When I was pregnant with my first child, I was determined I was never going to let her eat sugar. Ever. And I didn’t just mean the straight-up, white, grainy variety – no, my daughter was not going to be tricked into consuming it through seemingly harmless cereals, fruit drinks and snacks. I figured if she never tried it, she’d never want it.
For the first six months of her life it was easy for me to keep my holier-than-though approach to all things sweet as she lived on a diet of milk alone. Once solids were introduced, I gave myself (sugar-free) brownie points as I watched her happily eat pureed broccoli, zucchini and other vegies she won’t touch now.
I would ‘tut tut’ quietly to myself as I saw other mums feed their under-ones Arrowroot biscuits. I’d recoil in horror when the friendly man at my local corner store would offer my six-month-old a chocolate frog. ‘She hasn’t even got teeth!’ I’d exclaim. He’d just shake his head, mutter ‘poor thing’ and give my baby a sympathetic look as though she had a life of misery ahead of her.

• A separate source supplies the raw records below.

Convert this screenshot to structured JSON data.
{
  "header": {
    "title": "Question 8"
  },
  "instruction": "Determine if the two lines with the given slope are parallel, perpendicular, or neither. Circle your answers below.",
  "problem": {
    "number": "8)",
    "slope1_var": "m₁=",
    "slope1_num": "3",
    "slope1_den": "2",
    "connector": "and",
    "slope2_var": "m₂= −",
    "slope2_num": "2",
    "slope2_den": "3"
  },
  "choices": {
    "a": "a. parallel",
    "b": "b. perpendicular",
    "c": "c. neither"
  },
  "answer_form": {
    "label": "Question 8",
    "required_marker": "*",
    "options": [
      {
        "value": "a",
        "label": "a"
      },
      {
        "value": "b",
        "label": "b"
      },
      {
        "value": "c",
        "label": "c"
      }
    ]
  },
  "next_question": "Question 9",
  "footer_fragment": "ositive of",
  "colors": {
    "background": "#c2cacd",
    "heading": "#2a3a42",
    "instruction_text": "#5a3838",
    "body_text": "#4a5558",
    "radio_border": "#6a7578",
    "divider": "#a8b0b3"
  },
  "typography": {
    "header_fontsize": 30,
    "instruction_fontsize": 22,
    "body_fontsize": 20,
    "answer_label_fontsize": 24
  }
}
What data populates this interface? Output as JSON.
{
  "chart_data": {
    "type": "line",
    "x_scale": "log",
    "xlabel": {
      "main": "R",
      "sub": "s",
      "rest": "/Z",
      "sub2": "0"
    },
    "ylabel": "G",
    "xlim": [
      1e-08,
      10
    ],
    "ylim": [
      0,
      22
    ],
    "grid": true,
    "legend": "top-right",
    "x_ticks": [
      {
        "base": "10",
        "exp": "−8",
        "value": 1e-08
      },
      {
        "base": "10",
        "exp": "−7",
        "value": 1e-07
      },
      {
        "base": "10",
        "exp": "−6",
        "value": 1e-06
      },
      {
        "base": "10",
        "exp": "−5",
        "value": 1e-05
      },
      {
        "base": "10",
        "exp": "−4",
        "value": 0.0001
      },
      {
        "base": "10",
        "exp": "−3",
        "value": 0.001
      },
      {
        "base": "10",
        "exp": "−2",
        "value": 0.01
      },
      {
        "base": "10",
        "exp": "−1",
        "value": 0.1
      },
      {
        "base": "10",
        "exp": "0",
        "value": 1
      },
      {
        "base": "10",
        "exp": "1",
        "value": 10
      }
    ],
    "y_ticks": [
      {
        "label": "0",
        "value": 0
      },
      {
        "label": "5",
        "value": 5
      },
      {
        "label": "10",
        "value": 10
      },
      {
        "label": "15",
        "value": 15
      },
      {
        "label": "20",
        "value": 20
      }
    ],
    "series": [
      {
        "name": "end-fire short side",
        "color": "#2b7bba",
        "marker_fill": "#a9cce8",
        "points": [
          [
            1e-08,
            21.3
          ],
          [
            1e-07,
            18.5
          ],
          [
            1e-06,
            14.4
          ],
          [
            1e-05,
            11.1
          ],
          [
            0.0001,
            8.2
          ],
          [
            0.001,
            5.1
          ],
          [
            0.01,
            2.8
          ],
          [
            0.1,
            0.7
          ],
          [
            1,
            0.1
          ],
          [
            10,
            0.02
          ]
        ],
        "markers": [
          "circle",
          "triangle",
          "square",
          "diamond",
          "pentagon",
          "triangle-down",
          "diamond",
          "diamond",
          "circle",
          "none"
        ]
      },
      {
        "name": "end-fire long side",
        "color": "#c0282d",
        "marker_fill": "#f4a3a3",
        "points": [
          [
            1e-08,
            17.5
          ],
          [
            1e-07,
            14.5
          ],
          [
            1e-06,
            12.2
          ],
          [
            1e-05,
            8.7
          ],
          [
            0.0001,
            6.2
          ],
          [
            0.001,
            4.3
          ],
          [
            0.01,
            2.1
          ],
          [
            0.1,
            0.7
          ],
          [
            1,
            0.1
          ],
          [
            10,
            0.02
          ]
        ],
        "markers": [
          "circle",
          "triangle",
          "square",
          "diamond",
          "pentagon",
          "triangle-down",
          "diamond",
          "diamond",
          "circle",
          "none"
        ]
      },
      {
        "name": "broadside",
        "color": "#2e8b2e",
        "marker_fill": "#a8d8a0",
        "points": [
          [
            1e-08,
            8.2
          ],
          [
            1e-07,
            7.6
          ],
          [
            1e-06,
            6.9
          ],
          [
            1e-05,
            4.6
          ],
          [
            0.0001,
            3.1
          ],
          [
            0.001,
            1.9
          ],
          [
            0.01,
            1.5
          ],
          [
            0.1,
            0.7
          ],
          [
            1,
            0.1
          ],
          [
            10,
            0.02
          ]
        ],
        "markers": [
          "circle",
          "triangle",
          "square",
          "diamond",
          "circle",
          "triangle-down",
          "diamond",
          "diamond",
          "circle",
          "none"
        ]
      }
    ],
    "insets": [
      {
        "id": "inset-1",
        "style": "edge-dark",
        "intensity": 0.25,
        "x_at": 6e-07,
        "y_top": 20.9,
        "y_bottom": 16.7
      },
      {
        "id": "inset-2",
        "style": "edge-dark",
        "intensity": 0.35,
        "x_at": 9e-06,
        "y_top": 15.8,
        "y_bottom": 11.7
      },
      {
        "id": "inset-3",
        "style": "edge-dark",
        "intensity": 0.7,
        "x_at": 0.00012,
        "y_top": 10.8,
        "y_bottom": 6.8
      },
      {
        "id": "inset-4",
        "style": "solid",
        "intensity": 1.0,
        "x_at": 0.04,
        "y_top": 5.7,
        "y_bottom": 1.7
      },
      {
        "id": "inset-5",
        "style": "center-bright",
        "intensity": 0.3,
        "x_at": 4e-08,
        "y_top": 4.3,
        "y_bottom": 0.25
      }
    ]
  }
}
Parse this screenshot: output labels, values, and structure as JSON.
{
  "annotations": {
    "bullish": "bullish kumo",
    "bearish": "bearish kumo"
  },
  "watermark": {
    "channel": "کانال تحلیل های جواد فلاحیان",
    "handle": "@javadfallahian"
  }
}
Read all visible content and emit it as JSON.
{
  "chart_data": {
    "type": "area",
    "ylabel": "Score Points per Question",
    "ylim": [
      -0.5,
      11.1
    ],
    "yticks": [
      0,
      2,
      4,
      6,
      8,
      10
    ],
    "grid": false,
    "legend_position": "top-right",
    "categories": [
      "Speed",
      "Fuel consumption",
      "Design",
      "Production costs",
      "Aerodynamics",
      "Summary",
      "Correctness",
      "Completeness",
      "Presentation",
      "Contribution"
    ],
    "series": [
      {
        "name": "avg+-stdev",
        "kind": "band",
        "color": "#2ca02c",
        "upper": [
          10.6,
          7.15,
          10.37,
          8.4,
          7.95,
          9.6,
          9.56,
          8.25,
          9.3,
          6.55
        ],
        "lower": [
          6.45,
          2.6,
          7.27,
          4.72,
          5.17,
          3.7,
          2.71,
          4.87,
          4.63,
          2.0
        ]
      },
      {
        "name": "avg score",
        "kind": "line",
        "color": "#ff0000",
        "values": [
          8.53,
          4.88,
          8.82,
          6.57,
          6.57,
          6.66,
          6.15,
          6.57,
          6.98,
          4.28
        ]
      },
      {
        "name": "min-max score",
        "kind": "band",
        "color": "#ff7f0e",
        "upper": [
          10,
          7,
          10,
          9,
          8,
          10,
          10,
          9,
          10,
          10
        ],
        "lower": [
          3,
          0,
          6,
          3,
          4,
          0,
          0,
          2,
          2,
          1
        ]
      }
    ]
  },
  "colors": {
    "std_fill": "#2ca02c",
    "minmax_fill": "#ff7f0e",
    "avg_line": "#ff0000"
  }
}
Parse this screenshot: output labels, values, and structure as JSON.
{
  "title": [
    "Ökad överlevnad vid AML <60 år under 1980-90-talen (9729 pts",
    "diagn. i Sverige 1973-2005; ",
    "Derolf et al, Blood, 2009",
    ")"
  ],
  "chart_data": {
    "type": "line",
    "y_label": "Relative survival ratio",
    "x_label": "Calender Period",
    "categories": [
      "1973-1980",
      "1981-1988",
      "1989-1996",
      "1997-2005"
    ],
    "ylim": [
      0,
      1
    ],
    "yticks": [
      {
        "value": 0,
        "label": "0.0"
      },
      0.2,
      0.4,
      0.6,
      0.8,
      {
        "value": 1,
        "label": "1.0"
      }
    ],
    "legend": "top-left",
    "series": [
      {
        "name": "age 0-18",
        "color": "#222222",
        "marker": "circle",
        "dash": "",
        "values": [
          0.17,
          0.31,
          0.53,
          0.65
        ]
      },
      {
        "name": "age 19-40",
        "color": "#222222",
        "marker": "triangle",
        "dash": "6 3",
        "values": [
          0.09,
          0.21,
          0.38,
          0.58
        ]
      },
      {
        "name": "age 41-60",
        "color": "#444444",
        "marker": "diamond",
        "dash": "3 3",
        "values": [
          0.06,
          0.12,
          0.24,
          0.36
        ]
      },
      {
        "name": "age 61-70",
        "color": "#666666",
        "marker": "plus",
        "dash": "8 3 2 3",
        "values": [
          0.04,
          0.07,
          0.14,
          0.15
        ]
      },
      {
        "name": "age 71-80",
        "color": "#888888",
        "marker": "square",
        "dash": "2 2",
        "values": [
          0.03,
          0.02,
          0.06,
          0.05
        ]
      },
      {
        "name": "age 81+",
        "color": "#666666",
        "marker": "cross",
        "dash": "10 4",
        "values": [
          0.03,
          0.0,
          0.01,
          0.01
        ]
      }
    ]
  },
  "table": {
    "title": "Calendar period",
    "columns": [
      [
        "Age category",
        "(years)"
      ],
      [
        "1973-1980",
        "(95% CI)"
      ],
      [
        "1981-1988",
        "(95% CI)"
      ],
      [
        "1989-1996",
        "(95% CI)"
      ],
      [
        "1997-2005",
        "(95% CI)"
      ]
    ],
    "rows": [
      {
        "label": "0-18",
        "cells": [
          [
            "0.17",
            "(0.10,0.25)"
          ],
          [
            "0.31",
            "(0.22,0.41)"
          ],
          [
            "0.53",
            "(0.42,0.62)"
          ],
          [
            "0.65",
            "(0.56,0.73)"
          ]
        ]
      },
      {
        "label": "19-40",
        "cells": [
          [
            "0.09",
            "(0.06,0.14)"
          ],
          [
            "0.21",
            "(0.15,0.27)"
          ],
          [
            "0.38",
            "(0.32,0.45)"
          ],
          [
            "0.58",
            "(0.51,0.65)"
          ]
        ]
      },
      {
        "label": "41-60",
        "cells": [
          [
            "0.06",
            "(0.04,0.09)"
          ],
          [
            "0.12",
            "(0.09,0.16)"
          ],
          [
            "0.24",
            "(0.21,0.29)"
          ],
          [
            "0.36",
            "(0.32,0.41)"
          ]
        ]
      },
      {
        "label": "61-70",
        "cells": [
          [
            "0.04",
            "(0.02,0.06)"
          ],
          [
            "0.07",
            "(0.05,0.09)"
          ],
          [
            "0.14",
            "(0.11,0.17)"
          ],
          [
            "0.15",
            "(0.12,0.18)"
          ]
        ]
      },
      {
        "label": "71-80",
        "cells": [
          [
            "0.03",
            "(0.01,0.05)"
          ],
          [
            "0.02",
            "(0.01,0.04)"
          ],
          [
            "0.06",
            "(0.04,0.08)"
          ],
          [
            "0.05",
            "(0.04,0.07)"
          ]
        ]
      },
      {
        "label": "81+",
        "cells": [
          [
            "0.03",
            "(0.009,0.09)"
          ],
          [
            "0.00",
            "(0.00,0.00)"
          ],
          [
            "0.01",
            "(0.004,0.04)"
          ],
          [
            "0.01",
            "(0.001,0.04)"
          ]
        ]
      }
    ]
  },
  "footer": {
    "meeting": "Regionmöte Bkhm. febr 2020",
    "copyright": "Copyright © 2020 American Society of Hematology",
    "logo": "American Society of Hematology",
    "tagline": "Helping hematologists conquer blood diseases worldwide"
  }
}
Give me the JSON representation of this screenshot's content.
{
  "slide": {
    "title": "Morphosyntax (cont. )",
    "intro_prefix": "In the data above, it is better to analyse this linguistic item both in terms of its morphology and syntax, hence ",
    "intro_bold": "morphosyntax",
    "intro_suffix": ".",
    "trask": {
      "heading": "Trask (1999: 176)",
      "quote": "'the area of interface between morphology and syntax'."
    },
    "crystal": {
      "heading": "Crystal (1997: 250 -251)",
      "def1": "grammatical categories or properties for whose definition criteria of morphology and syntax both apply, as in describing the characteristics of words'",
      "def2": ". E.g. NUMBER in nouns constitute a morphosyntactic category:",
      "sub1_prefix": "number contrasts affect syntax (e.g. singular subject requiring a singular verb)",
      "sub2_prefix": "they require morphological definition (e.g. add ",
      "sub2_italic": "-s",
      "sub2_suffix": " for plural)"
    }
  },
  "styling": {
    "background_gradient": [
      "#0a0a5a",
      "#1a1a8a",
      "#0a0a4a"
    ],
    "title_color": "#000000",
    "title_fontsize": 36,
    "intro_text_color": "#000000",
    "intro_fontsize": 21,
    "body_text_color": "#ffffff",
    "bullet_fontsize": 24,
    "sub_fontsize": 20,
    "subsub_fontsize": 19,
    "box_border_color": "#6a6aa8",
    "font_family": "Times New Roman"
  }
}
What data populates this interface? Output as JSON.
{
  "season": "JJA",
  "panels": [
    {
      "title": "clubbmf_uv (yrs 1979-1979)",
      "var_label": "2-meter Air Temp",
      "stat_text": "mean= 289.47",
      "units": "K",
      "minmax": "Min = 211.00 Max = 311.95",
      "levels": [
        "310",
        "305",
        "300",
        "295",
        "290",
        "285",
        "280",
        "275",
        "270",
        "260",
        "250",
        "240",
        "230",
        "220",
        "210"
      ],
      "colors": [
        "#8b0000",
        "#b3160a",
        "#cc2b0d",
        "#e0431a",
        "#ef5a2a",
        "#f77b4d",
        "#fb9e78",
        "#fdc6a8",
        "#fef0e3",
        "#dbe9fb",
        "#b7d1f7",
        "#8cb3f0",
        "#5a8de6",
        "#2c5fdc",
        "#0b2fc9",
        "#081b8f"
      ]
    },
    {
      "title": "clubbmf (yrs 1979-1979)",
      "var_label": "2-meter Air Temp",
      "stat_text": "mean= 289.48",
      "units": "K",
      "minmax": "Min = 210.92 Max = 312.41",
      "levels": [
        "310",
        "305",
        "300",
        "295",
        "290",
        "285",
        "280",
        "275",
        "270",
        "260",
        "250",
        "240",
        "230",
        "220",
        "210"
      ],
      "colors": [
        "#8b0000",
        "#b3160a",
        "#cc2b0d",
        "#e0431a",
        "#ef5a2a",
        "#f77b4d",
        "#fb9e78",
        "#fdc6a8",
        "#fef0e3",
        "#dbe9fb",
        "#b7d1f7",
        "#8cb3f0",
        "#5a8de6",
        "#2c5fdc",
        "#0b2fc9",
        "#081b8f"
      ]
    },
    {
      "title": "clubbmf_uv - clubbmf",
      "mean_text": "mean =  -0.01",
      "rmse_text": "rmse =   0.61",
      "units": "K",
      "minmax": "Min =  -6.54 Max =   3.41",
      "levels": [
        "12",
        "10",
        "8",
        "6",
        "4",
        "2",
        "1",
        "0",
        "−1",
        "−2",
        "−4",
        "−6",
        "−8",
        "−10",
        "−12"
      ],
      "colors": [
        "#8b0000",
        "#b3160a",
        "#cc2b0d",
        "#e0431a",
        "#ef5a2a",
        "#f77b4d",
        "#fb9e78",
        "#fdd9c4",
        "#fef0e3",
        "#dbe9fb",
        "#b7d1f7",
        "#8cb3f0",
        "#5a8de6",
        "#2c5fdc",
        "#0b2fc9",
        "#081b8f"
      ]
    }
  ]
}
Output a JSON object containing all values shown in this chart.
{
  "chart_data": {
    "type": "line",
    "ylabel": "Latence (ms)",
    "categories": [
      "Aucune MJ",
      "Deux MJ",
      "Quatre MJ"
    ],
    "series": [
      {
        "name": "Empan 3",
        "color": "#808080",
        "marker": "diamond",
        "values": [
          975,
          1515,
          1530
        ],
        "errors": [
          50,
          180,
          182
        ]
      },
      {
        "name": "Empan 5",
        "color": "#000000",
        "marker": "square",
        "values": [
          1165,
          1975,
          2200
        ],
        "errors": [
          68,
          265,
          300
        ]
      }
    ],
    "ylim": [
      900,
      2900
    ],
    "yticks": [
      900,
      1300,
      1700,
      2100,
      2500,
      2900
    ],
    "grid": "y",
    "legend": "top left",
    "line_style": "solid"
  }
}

As my daughter approached her first birthday, I knew a cake sweetened with apple juice and topped with cream cheese wasn’t going to cut it. Instead, like a kid in a candy store (so to speak), I packed 12-months worth of the sugar into her birthday cake. My daughter loved it. And to be honest, I loved her loving it. It was pure joy to watch her grab two handfuls of sponge at a time, smear pink icing over her cheeks and her eyes grow wide with each mouthful. It was a rush, a high, an ‘I want more of this’ experience for both of us.
From that day forth, I figured a little bit of sweetness here and there was fairly harmless. But gradually the once-a-week treat was becoming an almost daily event. It was impossible to queue at the supermarket and not give into the lollypop request or to say ‘no’ to the marshmallow that came with her babycino. Later in her toddler years, when she starting asking for lemonade at breakfast time – and I considered saying ‘yes’ - I knew we’d both gone to far…
It was time to make like Sarah Wilson and quit sugar! Like many addictions, the best approach was to go cold turkey. I began to use the lolly-free aisles at the supermarket, babycino dates were off the cards and the fridge became a soft-drink free zone.
And while I braced myself for a serious meltdown from my child, she was actually quite fine about it. If anyone felt any loss, it was me. I missed seeing the joy on her face when I bought her a lollypop. I missed the cuddles we’d share eating donuts together. I missed the cuteness of her little face all covered in ice-cream on a hot day.
But then I realised that life has plenty of joyous, cuddly and cute moments that don't require a sugar hit. Pushing her on swing, reading her a book, playing dress ups… all certified sugar-free goodness.
And best of all, these days when I do buy her the occasional treat, it is all the more sweeter – for both of us.